In the appealing fantasy "Paris at Midnight", a stellar collection of the brightest minds of 1920s Europe make themselves improbably available, friendly and supportive to an eager young American, ready to meet "the greats". That's what actually happened to Ron Holloway, arriving at the movies in the Sixties, in the rush of the most exciting decades that art cinema would ever know. And that, in turn, is what he made his life's work: proudly arranging meetings and alliances for another two generations of filmmakers, scholars and critics.

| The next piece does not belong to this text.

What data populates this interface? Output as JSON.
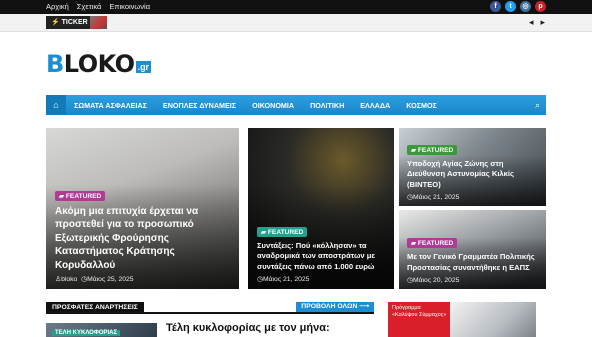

Ron seemed otherworldly but was shrewder and more practical than he looked. The first time I went to Cannes, I ran into him on the street plying Miramax honchos with copies of his KINO Magazine. He knew me from visiting our L.A. festivals and sensed, like a smart social worker, that I could use a little face-saving blue collar to blue collar advice about surviving the festival: "Say, let me show you the place where the real Cannes people eat. The regulars! The longtimers in the know! I came here with Alain Resnais last year. Forget about the phonies, let's eat with the film lovers!" And the whole time he's gently steering us towards out-of-the-way buffets with great food that cost only what he (rightly) suspects my budget can stand; and all of this, of course, deftly, without saying a word. How many of us sunstruck Americans got this paternal treatment? Plenty.

Despite all the vast journeys in his life, in some ways Ron always remained what he started out as a young man: an idealistic Catholic priest—in time, to become the kindly, modest vicar of all that was best, most valuable and most fragile in world cinema, most especially that brilliant part of it still shining in eastern and central Europe. There isn't a place on the globe where conscientious film people don't remember the loss when they read the news of his passing. Rest in peace, Ron, an unforgettable friend to all of us. You are loved and will be missed.